1
votes

I have implementation of Post Comment models in Apollo graphql which schema is and I want to know which implementation is correct?

  type Post {
    id: ID!
    title: String
    image: File
    imagePublicId: String
    comments: [Comment] # we have type for Comment in another schema file
    createdAt: String
    updatedAt: String
  }

  extend type Query {
    # Gets post by id
    getPosts(authUserId: ID!, skip: Int, limit: Int): Post
  }

and I have resolver which resolves Post type and resolves comment by help of populate function of mongoose as bellow:

const Query = {
getPosts: async (root, { authUserId, skip, limit }, { Post }) => {

    const allPosts = await Post.find(query)
      .populate({
        path: 'comments',
        options: { sort: { createdAt: 'desc' } },
        populate: { path: 'author' },
      })
      .skip(skip)
      .limit(limit)
      .sort({ createdAt: 'desc' });

    return allPosts
  }
}

the second way possible way of implementing getPosts query in resolver is by not using populate function of mongoose and resolve it manually by writing a separate function for it:

const Query = {
getPosts: async (root, { authUserId, skip, limit }, { Post }) => {
    const allPosts = await Post.find(query)
      .skip(skip)
      .limit(limit)
      .sort({ createdAt: 'desc' });

    return allPosts
  }
  Post: {
   comments: (root, args, ctx, info) => {
    return Comment.find({post: root._id}).exec()
   }
  }
}
1
You don't want to populate, because what about if you don't ask for the populated data? You are still querying for it & holding that data in memory. Do all your population in a separate resolver. The second solution is the bestDanStarns

1 Answers

2
votes

It depends.

A resolver is only fired if its field is requested. So if the getPosts resolver fetches the posts without comments, and the comments resolver fetches the comments for each post, the comments will only be fetched if the comments field is included in the request. This can improve the performance of such requests by preventing overfetching on the backend.
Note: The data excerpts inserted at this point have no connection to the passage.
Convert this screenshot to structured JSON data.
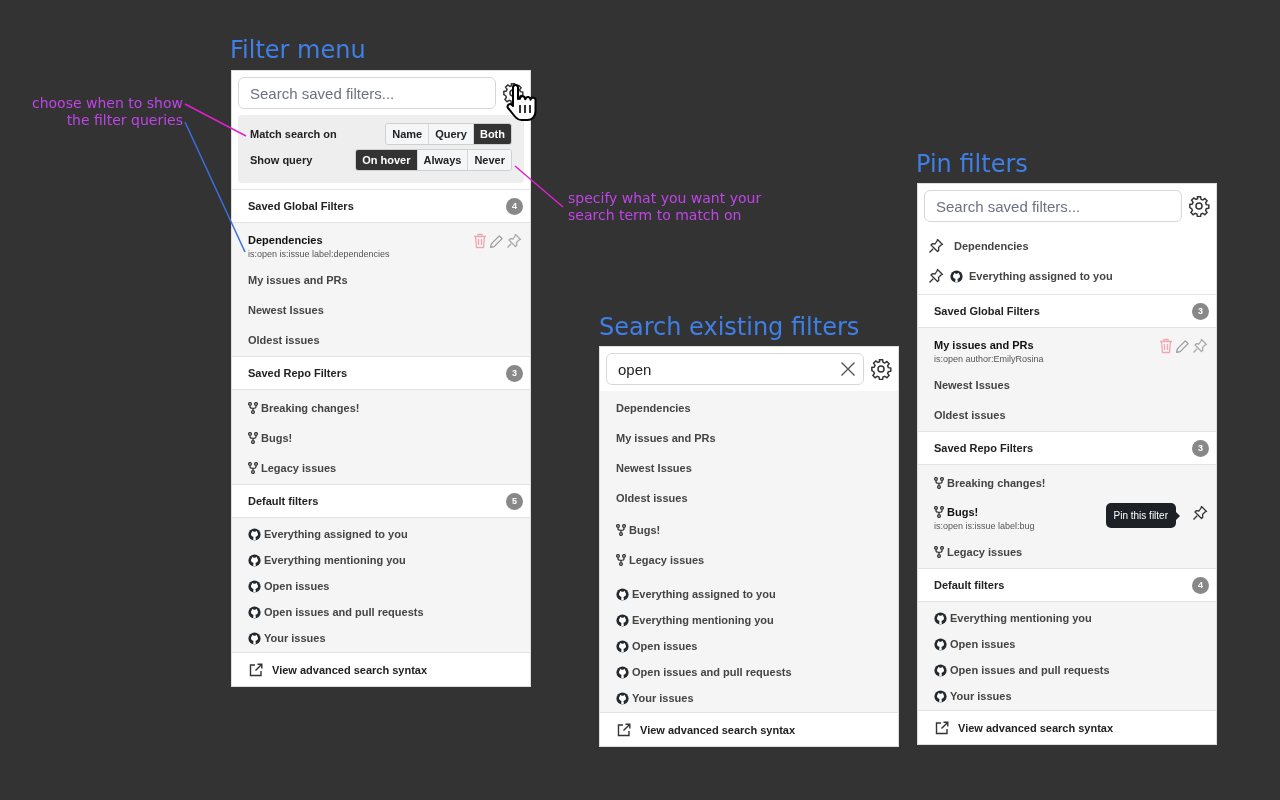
{
  "panels": [
    {
      "title": "Filter menu",
      "search": {
        "placeholder": "Search saved filters..."
      },
      "pointer_on_settings": true,
      "settings": {
        "rows": [
          {
            "label": "Match search on",
            "options": [
              {
                "label": "Name",
                "selected": false
              },
              {
                "label": "Query",
                "selected": false
              },
              {
                "label": "Both",
                "selected": true
              }
            ]
          },
          {
            "label": "Show query",
            "options": [
              {
                "label": "On hover",
                "selected": true
              },
              {
                "label": "Always",
                "selected": false
              },
              {
                "label": "Never",
                "selected": false
              }
            ]
          }
        ]
      },
      "sections": [
        {
          "title": "Saved Global Filters",
          "count": "4",
          "items": [
            {
              "label": "Dependencies",
              "kind": "plain",
              "highlighted": true,
              "query": "is:open is:issue label:dependencies",
              "actions": [
                {
                  "kind": "delete"
                },
                {
                  "kind": "edit"
                },
                {
                  "kind": "pin"
                }
              ]
            },
            {
              "label": "My issues and PRs",
              "kind": "plain",
              "highlighted": false
            },
            {
              "label": "Newest Issues",
              "kind": "plain",
              "highlighted": false
            },
            {
              "label": "Oldest issues",
              "kind": "plain",
              "highlighted": false
            }
          ]
        },
        {
          "title": "Saved Repo Filters",
          "count": "3",
          "items": [
            {
              "label": "Breaking changes!",
              "kind": "fork",
              "highlighted": false
            },
            {
              "label": "Bugs!",
              "kind": "fork",
              "highlighted": false
            },
            {
              "label": "Legacy issues",
              "kind": "fork",
              "highlighted": false
            }
          ]
        },
        {
          "title": "Default filters",
          "count": "5",
          "items": [
            {
              "label": "Everything assigned to you",
              "kind": "logo",
              "highlighted": false
            },
            {
              "label": "Everything mentioning you",
              "kind": "logo",
              "highlighted": false
            },
            {
              "label": "Open issues",
              "kind": "logo",
              "highlighted": false
            },
            {
              "label": "Open issues and pull requests",
              "kind": "logo",
              "highlighted": false
            },
            {
              "label": "Your issues",
              "kind": "logo",
              "highlighted": false
            }
          ]
        }
      ],
      "footer": "View advanced search syntax"
    },
    {
      "title": "Search existing filters",
      "search": {
        "value": "open"
      },
      "pointer_on_settings": false,
      "sections": [
        {
          "items": [
            {
              "label": "Dependencies",
              "kind": "plain",
              "highlighted": false
            },
            {
              "label": "My issues and PRs",
              "kind": "plain",
              "highlighted": false
            },
            {
              "label": "Newest Issues",
              "kind": "plain",
              "highlighted": false
            },
            {
              "label": "Oldest issues",
              "kind": "plain",
              "highlighted": false
            }
          ]
        },
        {
          "items": [
            {
              "label": "Bugs!",
              "kind": "fork",
              "highlighted": false
            },
            {
              "label": "Legacy issues",
              "kind": "fork",
              "highlighted": false
            }
          ]
        },
        {
          "items": [
            {
              "label": "Everything assigned to you",
              "kind": "logo",
              "highlighted": false
            },
            {
              "label": "Everything mentioning you",
              "kind": "logo",
              "highlighted": false
            },
            {
              "label": "Open issues",
              "kind": "logo",
              "highlighted": false
            },
            {
              "label": "Open issues and pull requests",
              "kind": "logo",
              "highlighted": false
            },
            {
              "label": "Your issues",
              "kind": "logo",
              "highlighted": false
            }
          ]
        }
      ],
      "footer": "View advanced search syntax"
    },
    {
      "title": "Pin filters",
      "search": {
        "placeholder": "Search saved filters..."
      },
      "pointer_on_settings": false,
      "pinned": [
        {
          "label": "Dependencies",
          "kind": "plain"
        },
        {
          "label": "Everything assigned to you",
          "kind": "logo"
        }
      ],
      "sections": [
        {
          "title": "Saved Global Filters",
          "count": "3",
          "items": [
            {
              "label": "My issues and PRs",
              "kind": "plain",
              "highlighted": true,
              "query": "is:open author:EmilyRosina",
              "actions": [
                {
                  "kind": "delete"
                },
                {
                  "kind": "edit"
                },
                {
                  "kind": "pin"
                }
              ]
            },
            {
              "label": "Newest Issues",
              "kind": "plain",
              "highlighted": false
            },
            {
              "label": "Oldest issues",
              "kind": "plain",
              "highlighted": false
            }
          ]
        },
        {
          "title": "Saved Repo Filters",
          "count": "3",
          "items": [
            {
              "label": "Breaking changes!",
              "kind": "fork",
              "highlighted": false
            },
            {
              "label": "Bugs!",
              "kind": "fork",
              "highlighted": true,
              "query": "is:open is:issue label:bug",
              "actions": [
                {
                  "kind": "pin"
                }
              ],
              "tooltip": "Pin this filter"
            },
            {
              "label": "Legacy issues",
              "kind": "fork",
              "highlighted": false
            }
          ]
        },
        {
          "title": "Default filters",
          "count": "4",
          "items": [
            {
              "label": "Everything mentioning you",
              "kind": "logo",
              "highlighted": false
            },
            {
              "label": "Open issues",
              "kind": "logo",
              "highlighted": false
            },
            {
              "label": "Open issues and pull requests",
              "kind": "logo",
              "highlighted": false
            },
            {
              "label": "Your issues",
              "kind": "logo",
              "highlighted": false
            }
          ]
        }
      ],
      "footer": "View advanced search syntax"
    }
  ],
  "annotations": [
    {
      "text": "choose when to show the filter queries"
    },
    {
      "text": "specify what you want your search term to match on"
    }
  ]
}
On the other hand, by individually querying the comments for each post, you're drastically increasing the number of requests to your database (the n+1 problem). We can avoid this issue by fetching all the posts and all the comments in one query, but, again, we might not necessarily need the comments at all.
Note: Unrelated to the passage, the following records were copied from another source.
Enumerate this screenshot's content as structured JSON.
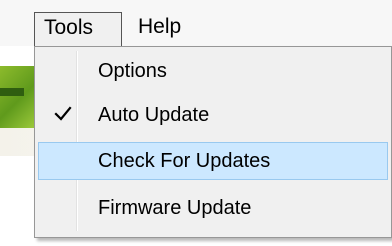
{
  "menubar": {
    "menus": [
      {
        "label": "Tools"
      },
      {
        "label": "Help"
      }
    ]
  },
  "dropdown": {
    "items": [
      {
        "label": "Options",
        "checked": false,
        "highlighted": false
      },
      {
        "label": "Auto Update",
        "checked": true,
        "highlighted": false,
        "icon": "checkmark-icon"
      },
      {
        "label": "Check For Updates",
        "checked": false,
        "highlighted": true
      },
      {
        "label": "Firmware Update",
        "checked": false,
        "highlighted": false
      }
    ]
  },
  "colors": {
    "highlight_fill": "#cce8ff",
    "highlight_border": "#99c9ef",
    "menu_background": "#f0f0f0"
  }
}
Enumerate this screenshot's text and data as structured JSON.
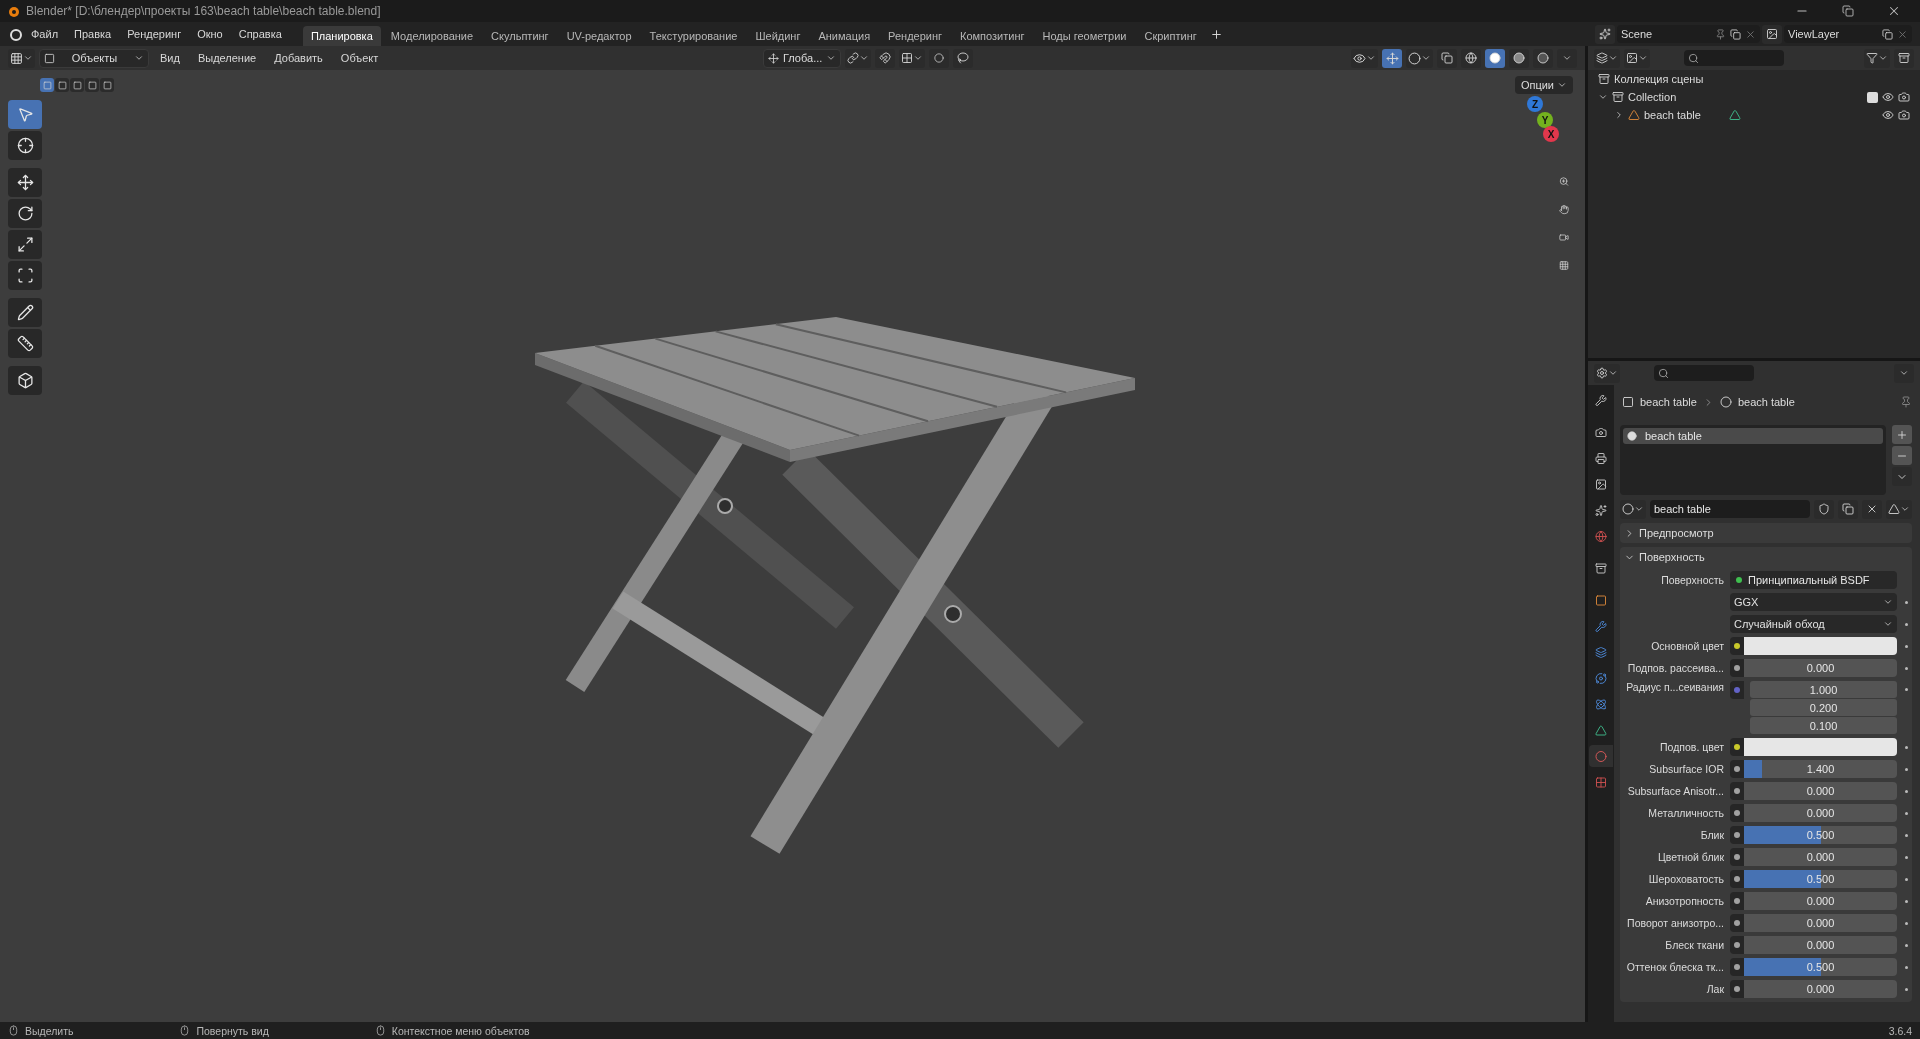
{
  "window": {
    "title": "Blender* [D:\\блендер\\проекты 163\\beach table\\beach table.blend]"
  },
  "menu": [
    "Файл",
    "Правка",
    "Рендеринг",
    "Окно",
    "Справка"
  ],
  "workspaces": [
    {
      "label": "Планировка",
      "selected": true
    },
    {
      "label": "Моделирование",
      "selected": false
    },
    {
      "label": "Скульптинг",
      "selected": false
    },
    {
      "label": "UV-редактор",
      "selected": false
    },
    {
      "label": "Текстурирование",
      "selected": false
    },
    {
      "label": "Шейдинг",
      "selected": false
    },
    {
      "label": "Анимация",
      "selected": false
    },
    {
      "label": "Рендеринг",
      "selected": false
    },
    {
      "label": "Композитинг",
      "selected": false
    },
    {
      "label": "Ноды геометрии",
      "selected": false
    },
    {
      "label": "Скриптинг",
      "selected": false
    }
  ],
  "scene": {
    "name": "Scene",
    "view_layer": "ViewLayer"
  },
  "viewport": {
    "mode": "Объекты",
    "menus": [
      "Вид",
      "Выделение",
      "Добавить",
      "Объект"
    ],
    "orientation": "Глоба...",
    "options": "Опции",
    "gizmo_on": true,
    "select_modes": [
      {
        "selected": true
      },
      {
        "selected": false
      },
      {
        "selected": false
      },
      {
        "selected": false
      },
      {
        "selected": false
      }
    ],
    "shading": [
      {
        "kind": "wireframe",
        "selected": false
      },
      {
        "kind": "solid",
        "selected": true
      },
      {
        "kind": "material",
        "selected": false
      },
      {
        "kind": "rendered",
        "selected": false
      }
    ],
    "tools": [
      {
        "kind": "select",
        "selected": true
      },
      {
        "kind": "cursor",
        "selected": false
      },
      {
        "kind": "move",
        "selected": false
      },
      {
        "kind": "rotate",
        "selected": false
      },
      {
        "kind": "scale",
        "selected": false
      },
      {
        "kind": "transform",
        "selected": false
      },
      {
        "kind": "annotate",
        "selected": false
      },
      {
        "kind": "measure",
        "selected": false
      },
      {
        "kind": "add_cube",
        "selected": false
      }
    ],
    "axes": [
      {
        "label": "Z",
        "color": "#2f78d8"
      },
      {
        "label": "Y",
        "color": "#74b21e"
      },
      {
        "label": "X",
        "color": "#e2374c"
      }
    ]
  },
  "outliner": {
    "root": "Коллекция сцены",
    "children": [
      {
        "label": "Collection",
        "expanded": true,
        "checked": true,
        "children": [
          {
            "label": "beach table",
            "expanded": false
          }
        ]
      }
    ]
  },
  "properties": {
    "breadcrumb": [
      "beach table",
      "beach table"
    ],
    "tabs": [
      {
        "kind": "tool",
        "selected": false
      },
      {
        "kind": "render",
        "selected": false
      },
      {
        "kind": "output",
        "selected": false
      },
      {
        "kind": "view_layer",
        "selected": false
      },
      {
        "kind": "scene",
        "selected": false
      },
      {
        "kind": "world",
        "selected": false
      },
      {
        "kind": "collection",
        "selected": false
      },
      {
        "kind": "object",
        "selected": false
      },
      {
        "kind": "modifiers",
        "selected": false
      },
      {
        "kind": "particles",
        "selected": false
      },
      {
        "kind": "physics",
        "selected": false
      },
      {
        "kind": "constraints",
        "selected": false
      },
      {
        "kind": "data",
        "selected": false
      },
      {
        "kind": "material",
        "selected": true
      },
      {
        "kind": "texture",
        "selected": false
      }
    ],
    "slots": [
      {
        "label": "beach table",
        "selected": true
      }
    ],
    "material_name": "beach table",
    "panels": [
      {
        "label": "Предпросмотр",
        "expanded": false
      },
      {
        "label": "Поверхность",
        "expanded": true
      }
    ],
    "fields": [
      {
        "kind": "shader",
        "label": "Поверхность",
        "value": "Принципиальный BSDF",
        "socket": {
          "color": "#3fbf4f"
        }
      },
      {
        "kind": "dropdown",
        "value": "GGX"
      },
      {
        "kind": "dropdown",
        "value": "Случайный обход"
      },
      {
        "kind": "color",
        "label": "Основной цвет",
        "color": "#e6e6e6",
        "socket": {
          "color": "#c8c82a"
        }
      },
      {
        "kind": "slider",
        "label": "Подпов. рассеива...",
        "value": "0.000",
        "level": 0,
        "socket": {
          "color": "#a1a1a1"
        }
      },
      {
        "kind": "vector",
        "label": "Радиус п...сеивания",
        "values": [
          "1.000",
          "0.200",
          "0.100"
        ],
        "socket": {
          "color": "#6363c7"
        }
      },
      {
        "kind": "color",
        "label": "Подпов. цвет",
        "color": "#e6e6e6",
        "socket": {
          "color": "#c8c82a"
        }
      },
      {
        "kind": "slider",
        "label": "Subsurface IOR",
        "value": "1.400",
        "level": 0.12,
        "socket": {
          "color": "#a1a1a1"
        }
      },
      {
        "kind": "slider",
        "label": "Subsurface Anisotr...",
        "value": "0.000",
        "level": 0,
        "socket": {
          "color": "#a1a1a1"
        }
      },
      {
        "kind": "slider",
        "label": "Металличность",
        "value": "0.000",
        "level": 0,
        "socket": {
          "color": "#a1a1a1"
        }
      },
      {
        "kind": "slider",
        "label": "Блик",
        "value": "0.500",
        "level": 0.5,
        "socket": {
          "color": "#a1a1a1"
        }
      },
      {
        "kind": "slider",
        "label": "Цветной блик",
        "value": "0.000",
        "level": 0,
        "socket": {
          "color": "#a1a1a1"
        }
      },
      {
        "kind": "slider",
        "label": "Шероховатость",
        "value": "0.500",
        "level": 0.5,
        "socket": {
          "color": "#a1a1a1"
        }
      },
      {
        "kind": "slider",
        "label": "Анизотропность",
        "value": "0.000",
        "level": 0,
        "socket": {
          "color": "#a1a1a1"
        }
      },
      {
        "kind": "slider",
        "label": "Поворот анизотро...",
        "value": "0.000",
        "level": 0,
        "socket": {
          "color": "#a1a1a1"
        }
      },
      {
        "kind": "slider",
        "label": "Блеск ткани",
        "value": "0.000",
        "level": 0,
        "socket": {
          "color": "#a1a1a1"
        }
      },
      {
        "kind": "slider",
        "label": "Оттенок блеска тк...",
        "value": "0.500",
        "level": 0.5,
        "socket": {
          "color": "#a1a1a1"
        }
      },
      {
        "kind": "slider",
        "label": "Лак",
        "value": "0.000",
        "level": 0,
        "socket": {
          "color": "#a1a1a1"
        }
      }
    ]
  },
  "status_bar": {
    "hints": [
      "Выделить",
      "Повернуть вид",
      "Контекстное меню объектов"
    ],
    "version": "3.6.4"
  }
}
There's two options for resolving this dilemma:

  1. Fetch the comments inside the comments resolver, but use dataloader to batch the database requests. This way you're making 2 database requests instead of n + 1 many.

  2. Parse the GraphQLResolveInfo object passed as the fourth parameter to your resolver to determine whether the comments field was requested. This way, you can conditionally add the populate call only if the comments field was actually requested.